How To Identify And Request ESG Bulk Content - Python

Refinitiv Data Platform APIs

March 04, 2021

Zoya Farberov

Introduction

The main points to look for in the article:

How to authenticate with RDP
Approaches to identifying the required ESG Bulk files
How to stream the identified files to one's desktop

Introduction to ESG Dataset and Refinitiv Data Platform Service

ESG stands for Environmental, Social and (Corporate) Governance data.

Refinitiv Data Platform (RDP) provides simple web based API access to a broad range of content, including ESG content and ESG content in bulk.

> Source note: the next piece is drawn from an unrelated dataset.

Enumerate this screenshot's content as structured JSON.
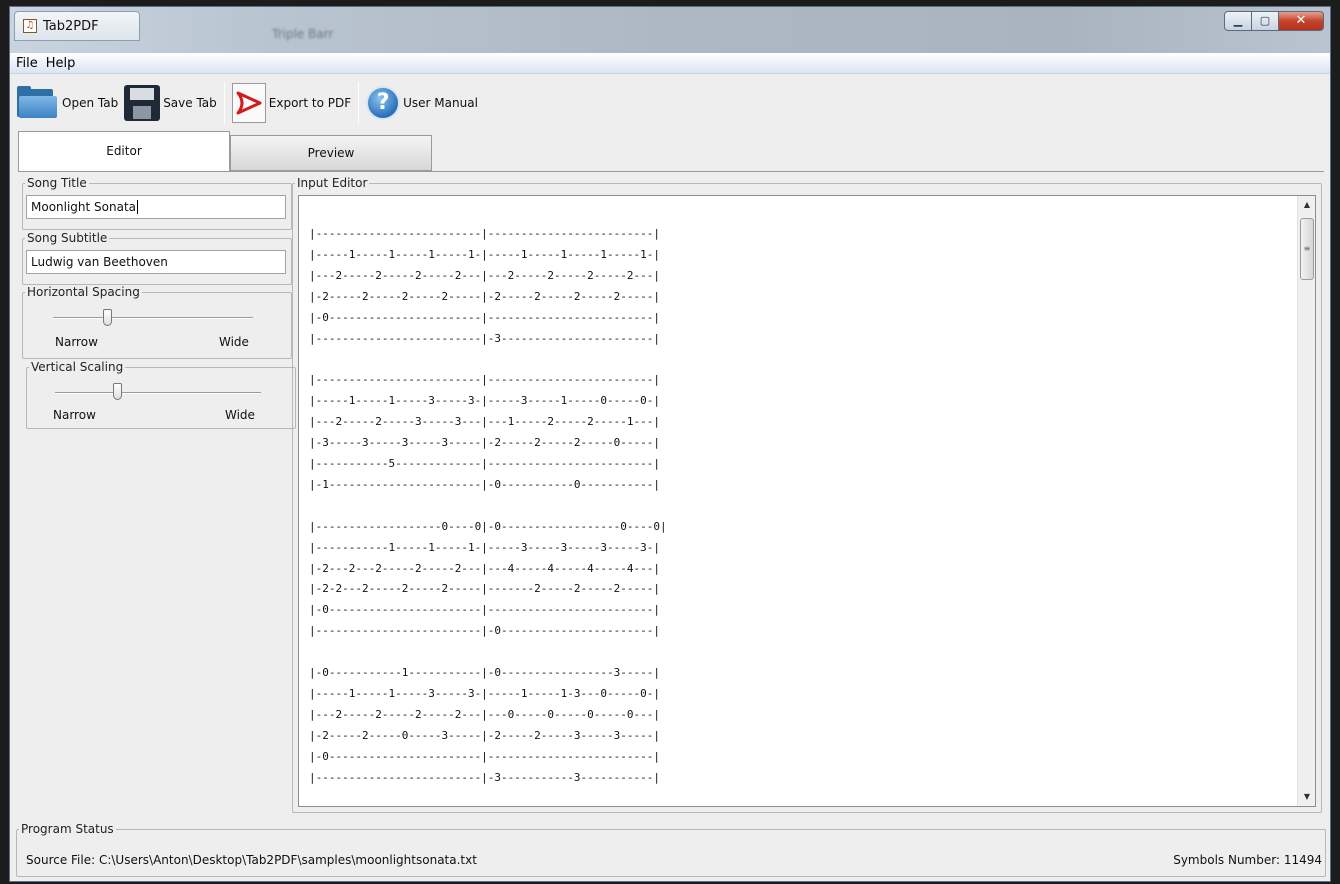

With growing popularity of socially conscious investing, Refinitiv offers one of the most comprehensive Environmental, Social and Governance (ESG) databases in the industry, covering over 80% of global market cap, across more than 450 different ESG metrics, with history going back to 2002. Customers looking to download our ESG content can do so through our bulk API service in Refinitiv Data Platform (RDP). RDP is a cloud based API that provides a single access point to all Refinitiv content.

ESG data is the first content made available in our bulk API service known as Client File Store (CFS). This capability allows our customers to download our entire history of ESG coverage. To more about how the ESG Bulk Service works in Refinitiv Data Platform, please visit:

https://developers.refinitiv.com/refinitiv-data-platform/refinitiv-data-platform-apis/docs

Within RDP family of service, ESG Bulk is part of Client File Store (CFS) - based section of service, find out more at:

https://developers.refinitiv.com/en/api-catalog/refinitiv-data-platform/refinitiv-data-platform-apis

Let us now focus on the programmatic interaction with ESG Bulk RDP service.

Python Environment

For the purpose of demonstration, we are going to use Python 3.7 and Jupiter Lab

Valid Credentials - Replace in Code or Read From File

Valid RDP credentials are required to interact with an RDP service.

    	
            USERNAME = "VALIDUSER"
PASSWORD = "VALIDPASSWORD"
CLIENT_ID = "SELFGENERATEDCLIENTID"
 
def readCredsFromFile(filePathName):
### Read valid credentials from file
    global USERNAME, PASSWORD, CLIENT_ID
    credFile = open(filePathName,"r")    # one per line
                                                #--- RDP MACHINE ID---
                                                #--- LONG PASSWORD---
                                                #--- GENERATED CLIENT ID---
 
    USERNAME = credFile.readline().rstrip('\n')
    PASSWORD = credFile.readline().rstrip('\n')
    CLIENT_ID = credFile.readline().rstrip('\n')
 
    credFile.close()
 
readCredsFromFile("..\creds\credFileHuman.txt")
 
# Uncomment - to make sure that creds are either set in code or read in correctly
#print("USERNAME="+str(USERNAME))
#print("PASSWORD="+str(PASSWORD))
#print("CLIENT_ID="+str(CLIENT_ID))

We include two ways to supply the valid credentials.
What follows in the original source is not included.